Some people who escape the normalcy bias may have had prior experiences with dangerous situations, giving them the advantage of pattern recognition to see what others don’t. What seems to help is good information that people take the time to focus on and believe, which is really, really hard to do; ask anyone who works for an airline and has to deliver the potentially lifesaving information of where the exits are in a plane.
So, if you are in a company that is facing an imminent catastrophic disaster, like exploding airbags on millions of cars, try to watch for signs that you and others are trapped in a corporate version of the normalcy bias. Red flags will include a narrative of denial that the situation is even occurring, accompanied perhaps by demonizing those who present confirming information about it.
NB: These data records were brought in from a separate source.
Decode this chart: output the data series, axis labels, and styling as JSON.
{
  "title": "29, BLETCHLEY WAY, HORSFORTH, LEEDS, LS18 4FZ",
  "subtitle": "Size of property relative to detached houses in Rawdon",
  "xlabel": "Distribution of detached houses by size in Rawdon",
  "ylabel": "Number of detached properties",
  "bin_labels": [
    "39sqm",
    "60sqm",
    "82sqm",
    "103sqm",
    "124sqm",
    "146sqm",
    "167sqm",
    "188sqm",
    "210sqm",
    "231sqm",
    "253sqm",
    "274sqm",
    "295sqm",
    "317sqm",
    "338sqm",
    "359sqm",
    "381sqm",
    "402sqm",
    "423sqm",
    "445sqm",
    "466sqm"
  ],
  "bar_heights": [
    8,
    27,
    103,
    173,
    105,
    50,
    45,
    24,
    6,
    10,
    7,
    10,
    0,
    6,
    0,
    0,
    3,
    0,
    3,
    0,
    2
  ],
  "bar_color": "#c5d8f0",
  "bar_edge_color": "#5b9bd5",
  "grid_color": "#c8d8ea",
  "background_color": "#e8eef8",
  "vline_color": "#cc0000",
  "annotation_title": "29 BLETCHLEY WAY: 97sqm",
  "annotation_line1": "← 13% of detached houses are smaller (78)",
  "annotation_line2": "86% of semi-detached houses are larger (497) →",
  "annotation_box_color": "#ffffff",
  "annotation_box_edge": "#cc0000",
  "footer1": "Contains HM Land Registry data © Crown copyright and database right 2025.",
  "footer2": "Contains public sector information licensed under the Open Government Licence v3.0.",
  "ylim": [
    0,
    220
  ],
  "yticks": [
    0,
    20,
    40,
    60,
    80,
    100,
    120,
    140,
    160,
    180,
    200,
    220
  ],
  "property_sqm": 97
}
Especially worrisome will be the tendency to minimize the potential scale of the harm, since this will lead to stalling, minimal levels of response, and the inability to act big that is so characteristic of company-created disasters that destroy trust. What you can do is to seek out information that would shed light on the potential size of the disaster and the resulting scale of the trust betrayal. We imagine all kinds of things in companies, from how a new product might work, to the impact of a really smart move on the part of a competitor, or even how to respond to a novel coronavirus. Armed with the defense of understanding the normalcy bias, you might be able to extend your imagination to areas that matter at least as much, since they affect your impact on others and, fundamentally, whether you will be trusted.